Sagelsms.

He who is passionate and hasty is generally honest. It's your cool, dissembling, smiling hypocrite, of whom you should beware. There is no deceit about the bull dog. It's only the cur that sneaks up and bites you when your back's turned. Again, we say, beware of a man who has psalmody in his looks.

If a person is bent on quarreling with you, leave the whole of it to himself, and he will soon become weary of his unencouraged occupation. Even the most malicious ram will soon cease to butt against a disregarding object, and will usually find his own head more injured than the object of his blind animosity. So let them kick.

An easy flow of words is no sign of an abundance of ideas. Swift made a wise comparison when he likened a well stored mind to a crowded church, where the people elbow each other, and cannot get out.

"If a civil word or two will render a man happy," said a French king, "he must be a wretch indeed who will not give them to him. Such a disposition is like lighting another man's candle by one's own, which loses none of its brilliancy by what the other gains."


In Preparation.

We have in course of preparation for future numbers, some large and elegant engravings, illustrative of some of the most interesting and deeply scientific new inventions, together with illustrations of architecture, geometry and magnetism.

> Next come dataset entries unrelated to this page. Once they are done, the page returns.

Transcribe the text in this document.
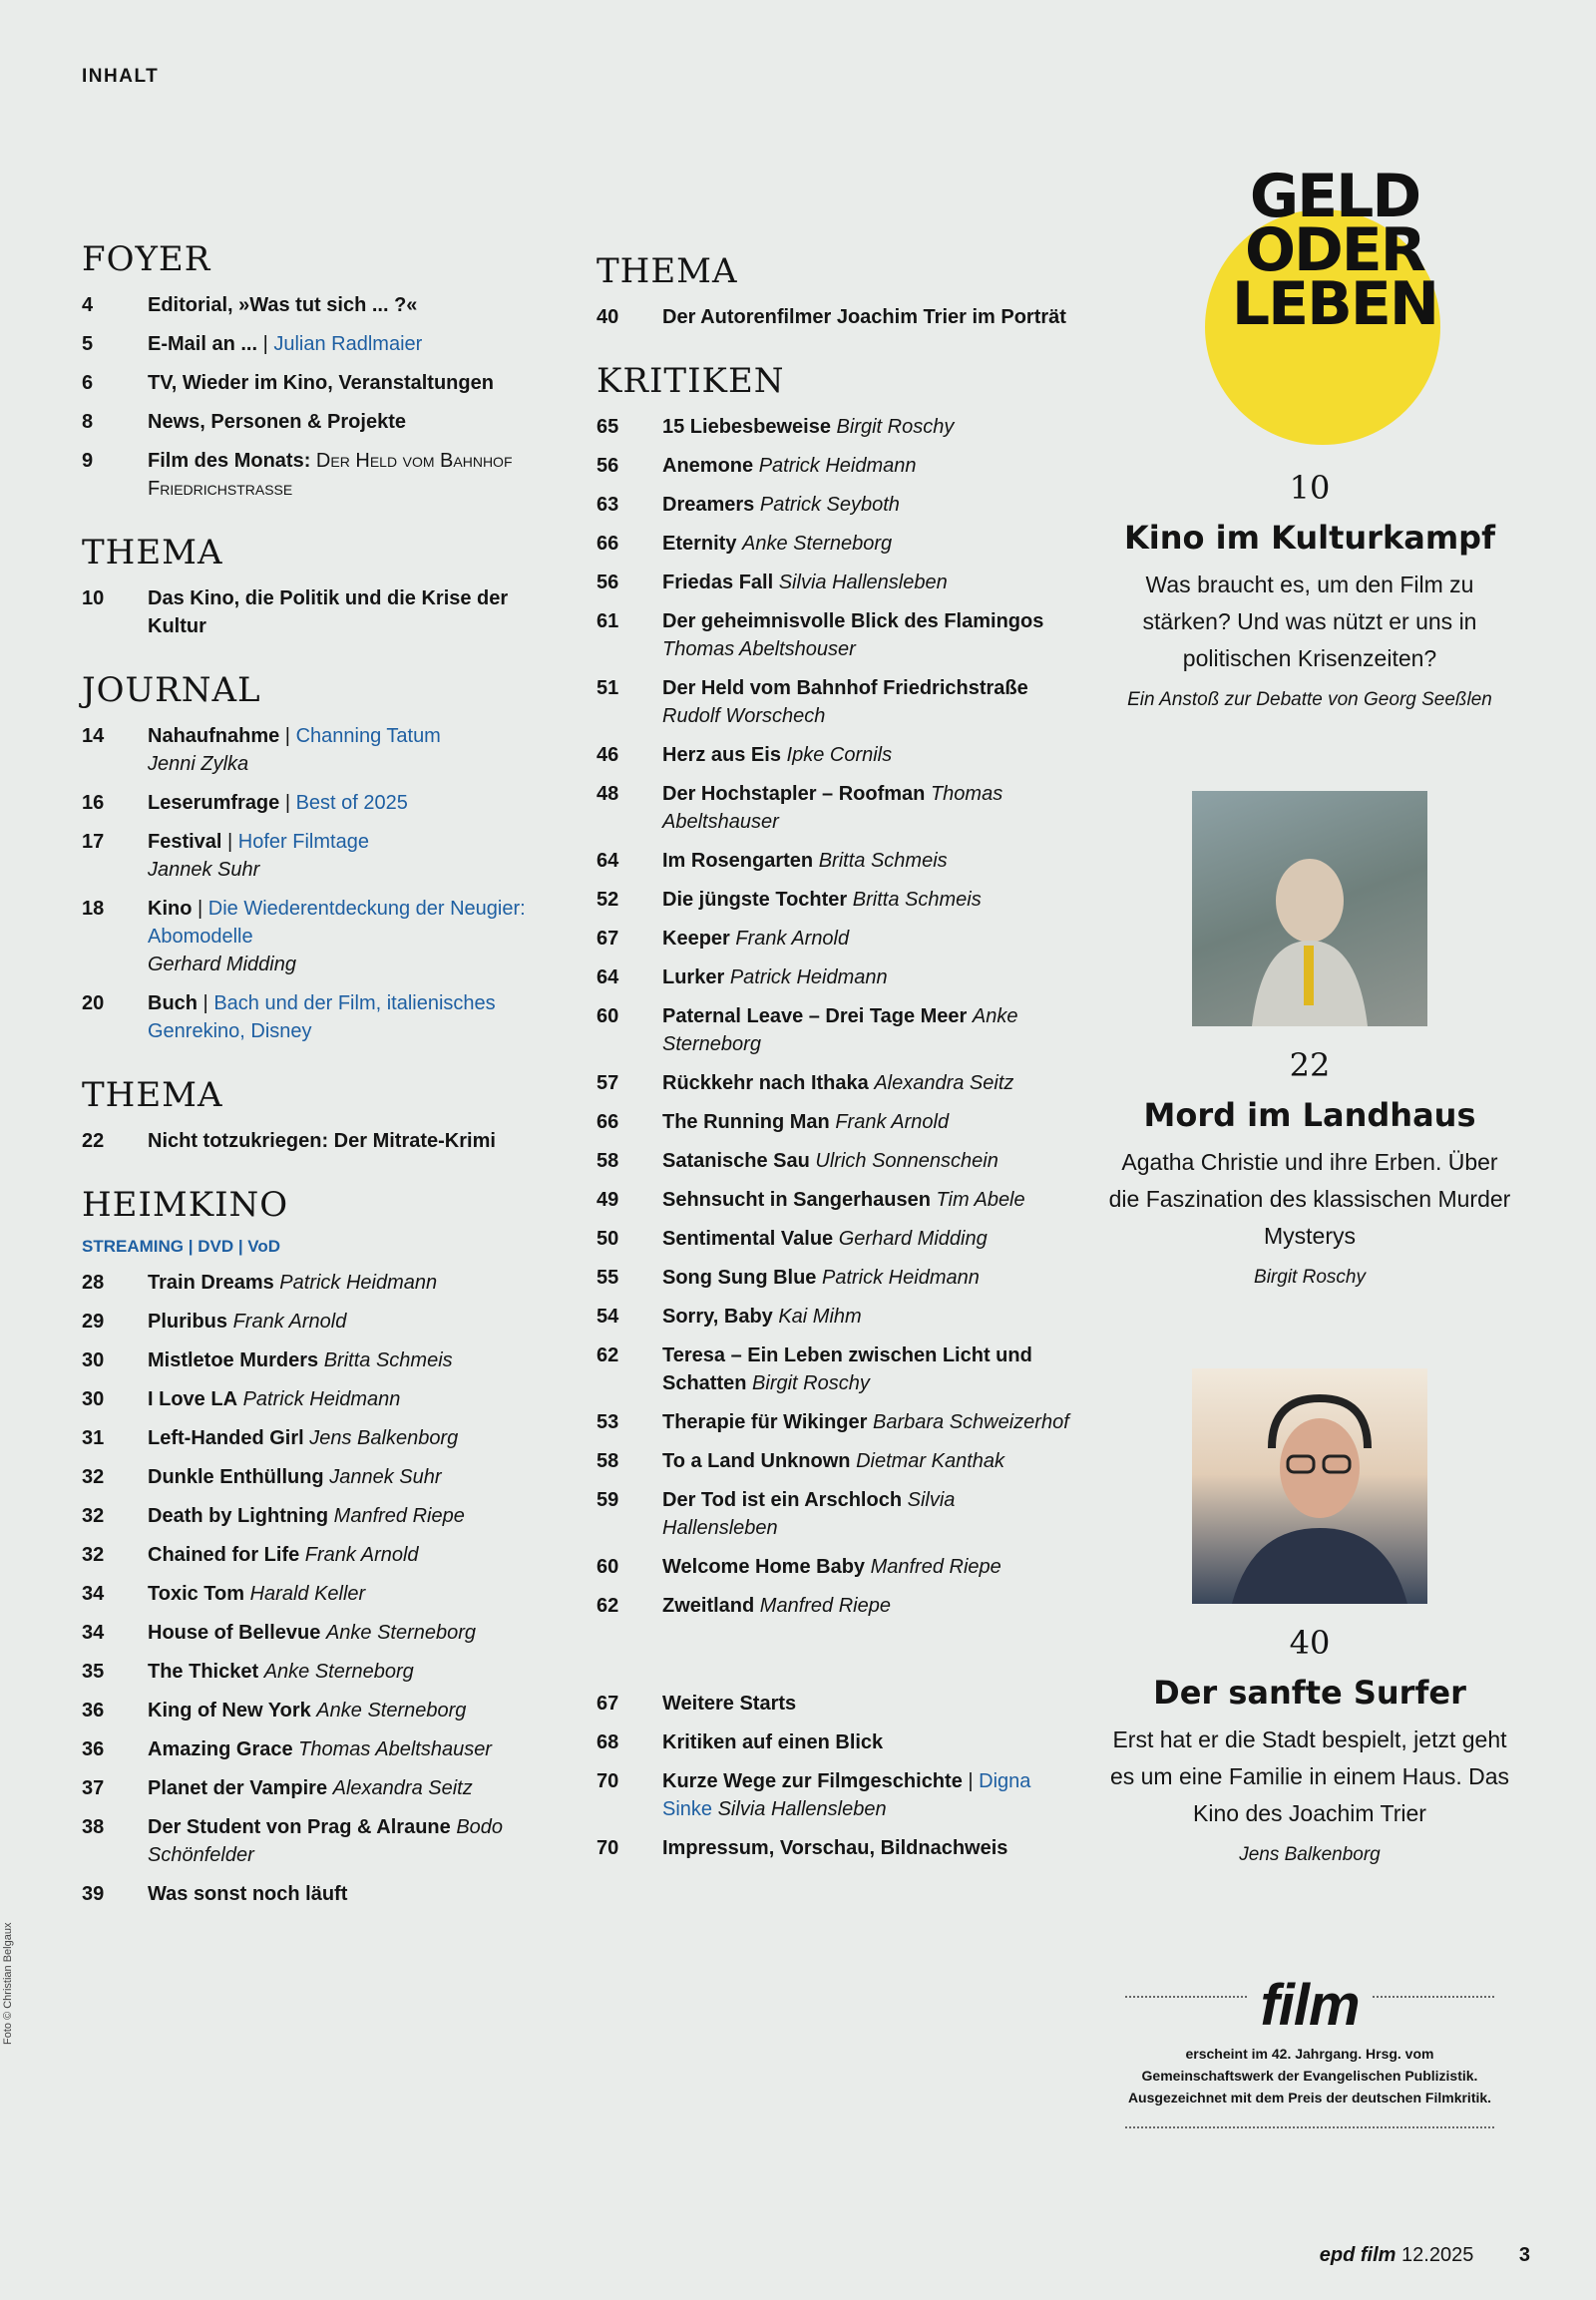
INHALT
FOYER
4	Editorial, »Was tut sich ... ?«
5	E-Mail an ... | Julian Radlmaier
6	TV, Wieder im Kino, Veranstaltungen
8	News, Personen & Projekte
9	Film des Monats: Der Held vom Bahnhof Friedrichstrasse
THEMA
10	Das Kino, die Politik und die Krise der Kultur
JOURNAL
14	Nahaufnahme | Channing Tatum
Jenni Zylka
16	Leserumfrage | Best of 2025
17	Festival | Hofer Filmtage
Jannek Suhr
18	Kino | Die Wiederentdeckung der Neugier: Abomodelle
Gerhard Midding
20	Buch | Bach und der Film, italienisches Genrekino, Disney
THEMA
22	Nicht totzukriegen: Der Mitrate-Krimi
HEIMKINO
STREAMING | DVD | VoD
28	Train Dreams Patrick Heidmann
29	Pluribus Frank Arnold
30	Mistletoe Murders Britta Schmeis
30	I Love LA Patrick Heidmann
31	Left-Handed Girl Jens Balkenborg
32	Dunkle Enthüllung Jannek Suhr
32	Death by Lightning Manfred Riepe
32	Chained for Life Frank Arnold
34	Toxic Tom Harald Keller
34	House of Bellevue Anke Sterneborg
35	The Thicket Anke Sterneborg
36	King of New York Anke Sterneborg
36	Amazing Grace Thomas Abeltshauser
37	Planet der Vampire Alexandra Seitz
38	Der Student von Prag & Alraune Bodo Schönfelder
39	Was sonst noch läuft
THEMA
40	Der Autorenfilmer Joachim Trier im Porträt
KRITIKEN
65	15 Liebesbeweise Birgit Roschy
56	Anemone Patrick Heidmann
63	Dreamers Patrick Seyboth
66	Eternity Anke Sterneborg
56	Friedas Fall Silvia Hallensleben
61	Der geheimnisvolle Blick des Flamingos Thomas Abeltshouser
51	Der Held vom Bahnhof Friedrichstraße Rudolf Worschech
46	Herz aus Eis Ipke Cornils
48	Der Hochstapler – Roofman Thomas Abeltshauser
64	Im Rosengarten Britta Schmeis
52	Die jüngste Tochter Britta Schmeis
67	Keeper Frank Arnold
64	Lurker Patrick Heidmann
60	Paternal Leave – Drei Tage Meer Anke Sterneborg
57	Rückkehr nach Ithaka Alexandra Seitz
66	The Running Man Frank Arnold
58	Satanische Sau Ulrich Sonnenschein
49	Sehnsucht in Sangerhausen Tim Abele
50	Sentimental Value Gerhard Midding
55	Song Sung Blue Patrick Heidmann
54	Sorry, Baby Kai Mihm
62	Teresa – Ein Leben zwischen Licht und Schatten Birgit Roschy
53	Therapie für Wikinger Barbara Schweizerhof
58	To a Land Unknown Dietmar Kanthak
59	Der Tod ist ein Arschloch Silvia Hallensleben
60	Welcome Home Baby Manfred Riepe
62	Zweitland Manfred Riepe
67	Weitere Starts
68	Kritiken auf einen Blick
70	Kurze Wege zur Filmgeschichte | Digna Sinke Silvia Hallensleben
70	Impressum, Vorschau, Bildnachweis
GELD
ODER
LEBEN
10
Kino im Kulturkampf
Was braucht es, um den Film zu stärken? Und was nützt er uns in politischen Krisenzeiten?
Ein Anstoß zur Debatte von Georg Seeßlen
22
Mord im Landhaus
Agatha Christie und ihre Erben. Über die Faszination des klassischen Murder Mysterys
Birgit Roschy
40
Der sanfte Surfer
Erst hat er die Stadt bespielt, jetzt geht es um eine Familie in einem Haus. Das Kino des Joachim Trier
Jens Balkenborg
film
erscheint im 42. Jahrgang. Hrsg. vom Gemeinschaftswerk der Evangelischen Publizistik. Ausgezeichnet mit dem Preis der deutschen Filmkritik.
epd film 12.2025 3
Foto © Christian Belgaux
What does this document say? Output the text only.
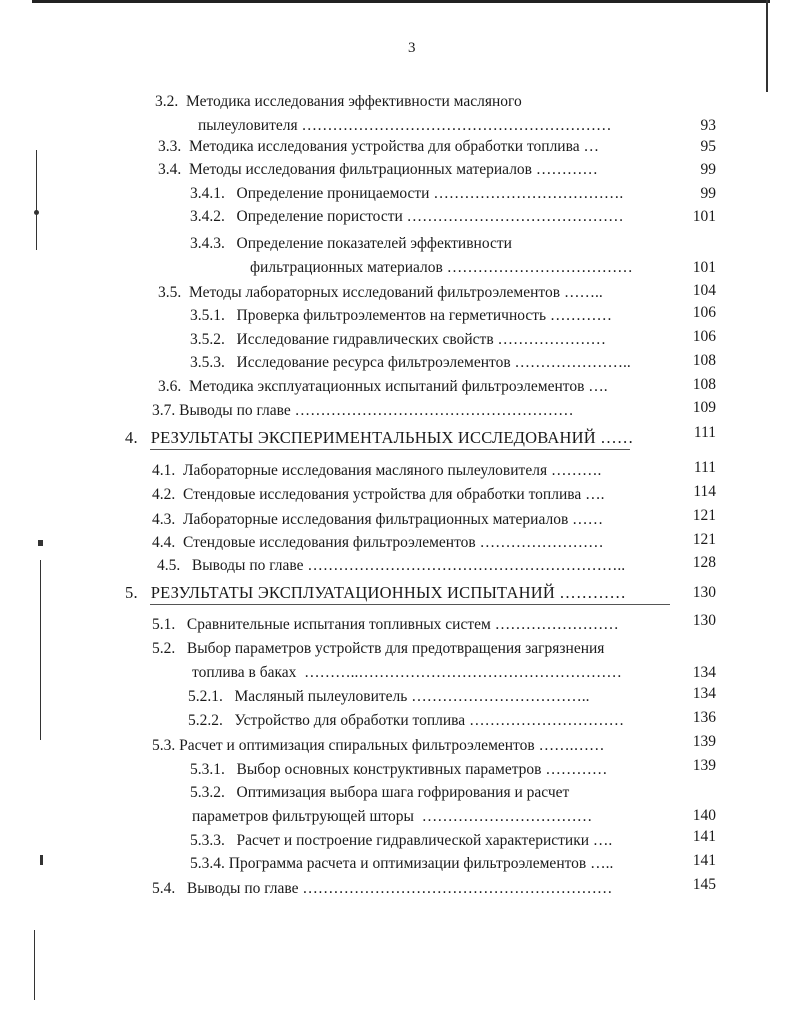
3
3.2. Методика исследования эффективности масляного
пылеуловителя ……………………………………………………	93
3.3. Методика исследования устройства для обработки топлива …	95
3.4. Методы исследования фильтрационных материалов …………	99
3.4.1. Определение проницаемости ……………………………….	99
3.4.2. Определение пористости ……………………………………	101
3.4.3. Определение показателей эффективности
фильтрационных материалов ………………………………	101
3.5. Методы лабораторных исследований фильтроэлементов ……..	104
3.5.1. Проверка фильтроэлементов на герметичность …………	106
3.5.2. Исследование гидравлических свойств …………………	106
3.5.3. Исследование ресурса фильтроэлементов …………………..	108
3.6. Методика эксплуатационных испытаний фильтроэлементов ….	108
3.7. Выводы по главе ………………………………………………	109
4. РЕЗУЛЬТАТЫ ЭКСПЕРИМЕНТАЛЬНЫХ ИССЛЕДОВАНИЙ ……	111
4.1. Лабораторные исследования масляного пылеуловителя ……….	111
4.2. Стендовые исследования устройства для обработки топлива ….	114
4.3. Лабораторные исследования фильтрационных материалов ……	121
4.4. Стендовые исследования фильтроэлементов ……………………	121
4.5. Выводы по главе ……………………………………………………..	128
5. РЕЗУЛЬТАТЫ ЭКСПЛУАТАЦИОННЫХ ИСПЫТАНИЙ …………	130
5.1. Сравнительные испытания топливных систем ……………………	130
5.2. Выбор параметров устройств для предотвращения загрязнения
топлива в баках ………..……………………………………………	134
5.2.1. Масляный пылеуловитель ……………………………..	134
5.2.2. Устройство для обработки топлива …………………………	136
5.3. Расчет и оптимизация спиральных фильтроэлементов …….……	139
5.3.1. Выбор основных конструктивных параметров …………	139
5.3.2. Оптимизация выбора шага гофрирования и расчет
параметров фильтрующей шторы ……………………………	140
5.3.3. Расчет и построение гидравлической характеристики ….	141
5.3.4. Программа расчета и оптимизации фильтроэлементов …..	141
5.4. Выводы по главе ……………………………………………………	145
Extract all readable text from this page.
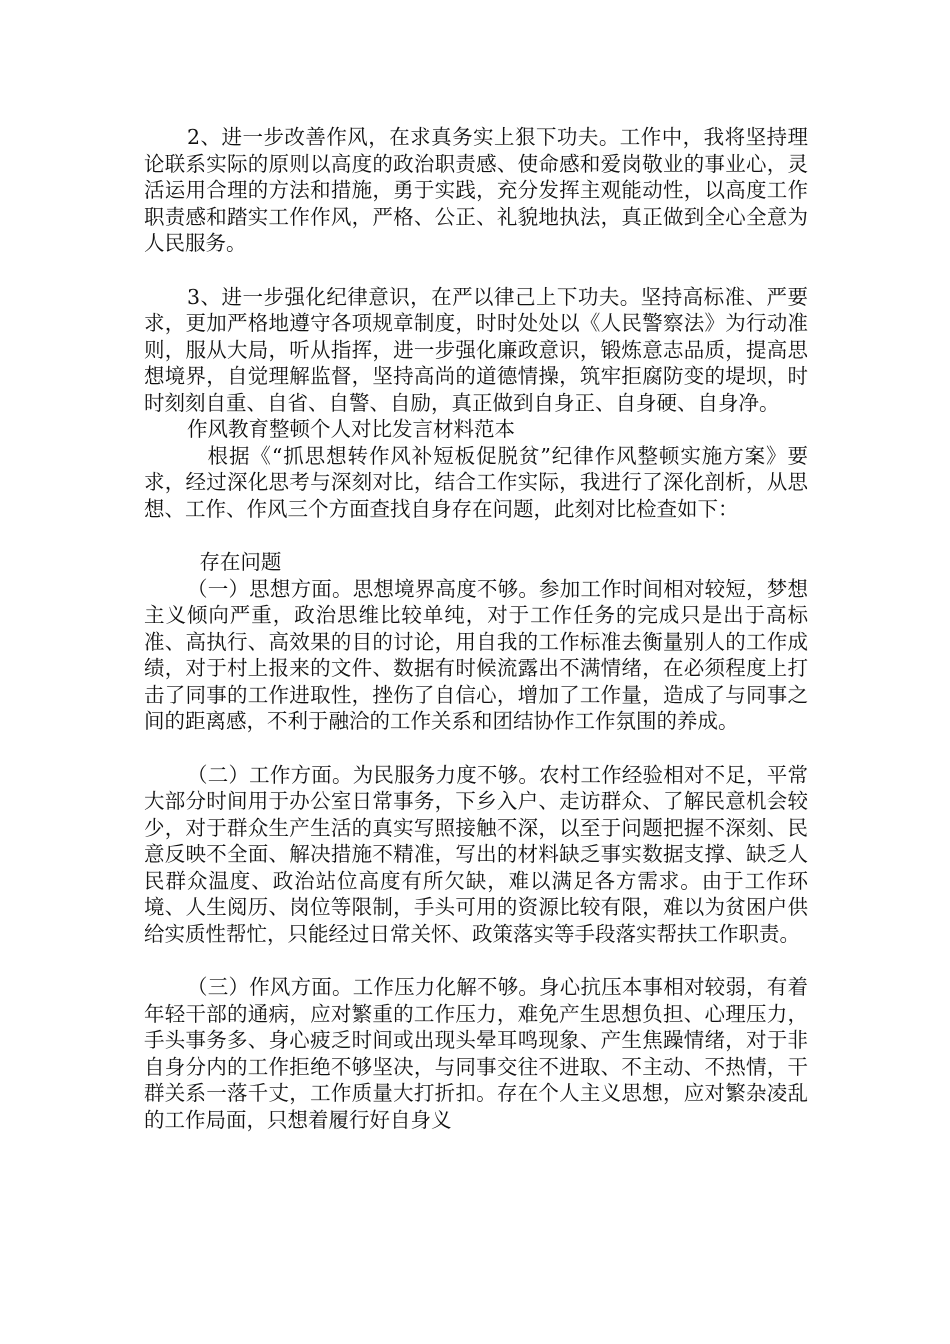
2、进一步改善作风，在求真务实上狠下功夫。工作中，我将坚持理论联系实际的原则以高度的政治职责感、使命感和爱岗敬业的事业心，灵活运用合理的方法和措施，勇于实践，充分发挥主观能动性，以高度工作职责感和踏实工作作风，严格、公正、礼貌地执法，真正做到全心全意为人民服务。

3、进一步强化纪律意识，在严以律己上下功夫。坚持高标准、严要求，更加严格地遵守各项规章制度，时时处处以《人民警察法》为行动准则，服从大局，听从指挥，进一步强化廉政意识，锻炼意志品质，提高思想境界，自觉理解监督，坚持高尚的道德情操，筑牢拒腐防变的堤坝，时时刻刻自重、自省、自警、自励，真正做到自身正、自身硬、自身净。

作风教育整顿个人对比发言材料范本

根据《“抓思想转作风补短板促脱贫”纪律作风整顿实施方案》要求，经过深化思考与深刻对比，结合工作实际，我进行了深化剖析，从思想、工作、作风三个方面查找自身存在问题，此刻对比检查如下：

存在问题

（一）思想方面。思想境界高度不够。参加工作时间相对较短，梦想主义倾向严重，政治思维比较单纯，对于工作任务的完成只是出于高标准、高执行、高效果的目的讨论，用自我的工作标准去衡量别人的工作成绩，对于村上报来的文件、数据有时候流露出不满情绪，在必须程度上打击了同事的工作进取性，挫伤了自信心，增加了工作量，造成了与同事之间的距离感，不利于融洽的工作关系和团结协作工作氛围的养成。

（二）工作方面。为民服务力度不够。农村工作经验相对不足，平常大部分时间用于办公室日常事务，下乡入户、走访群众、了解民意机会较少，对于群众生产生活的真实写照接触不深，以至于问题把握不深刻、民意反映不全面、解决措施不精准，写出的材料缺乏事实数据支撑、缺乏人民群众温度、政治站位高度有所欠缺，难以满足各方需求。由于工作环境、人生阅历、岗位等限制，手头可用的资源比较有限，难以为贫困户供给实质性帮忙，只能经过日常关怀、政策落实等手段落实帮扶工作职责。

（三）作风方面。工作压力化解不够。身心抗压本事相对较弱，有着年轻干部的通病，应对繁重的工作压力，难免产生思想负担、心理压力，手头事务多、身心疲乏时间或出现头晕耳鸣现象、产生焦躁情绪，对于非自身分内的工作拒绝不够坚决，与同事交往不进取、不主动、不热情，干群关系一落千丈，工作质量大打折扣。存在个人主义思想，应对繁杂凌乱的工作局面，只想着履行好自身义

Also a variety of intelligence in arts and trades.


A Strong Position.

"Gentlemen of the jury," said an eminent lawyer, "there are four points in this case. In the first place, we contend that we never had the plaintiff's horse; second, that we paid him for the use of the horse; third, he agreed to let us use the horse for his keeping, without any charge; and fourth, that his horse is a jackass."


As Good as Cash.

An editor out west having asked the consent of a father to his daughter's hand in marriage, the provident old gentleman inquired how much money he could bring the bridge. The editor said he hadn't got any money, but he would give her a puff in his paper. The father was satisfied.


How Very Hot It Is.

The following lines would have been inserted earlier, but the weather was so hot we could not attend to it.

Did you ever know such weather?
Seven bright burning days together?
Swelt'ring nights and broiling days,
Sultry moonbeams, sun's hot rays:
No one knows which way to turn him,
All things either melt or burn him;
Half the weight of all the nation,
Is flying off in perspiration,
And every man, and woman too,
As languidly they look at you,
Exclaims, with moist and mournful phiz,
"Dear me! how very hot it is!"

Ladies all languid in muslin array,
Loll upon couches the live long day,
Looking more lovely than we can say—
Though alas! they are rapidly melting away
"Bring me an ice!" they languidly cry,
But alas and alack! it is "all in my eye"—
For before it reaches the top of the stairs,
It's turned into water quite "unawares,"
While John with his salver, looks red and stares,
And the moist confectioner inwardly swears,
As he wipes with his apron his long, pale phiz,
"Oh—pooh! how infernally hot it is!"

Oh, what a treat 'twould be to wade
Chin deep in fresh ice and lemonade!
Or to sit a deep marble bowl within,
And camphor gurgling around your chin—
Hissing and sparkling round your nose,
Till you open your mouth and down it goes,
Gulp by gulp, and sup by sup,
as you "catawampishly chew it up."
Refreshing your heart and cooling your faces—
Burnt down as they've been with all sorts of
sauces
Oh, the fellow who thus could lave his phiz
Needn't care how hot the weather is!

A son of the Emperor Nicholas, of Russia, is now traveling in the United States. He is said to be an intelligent looking man.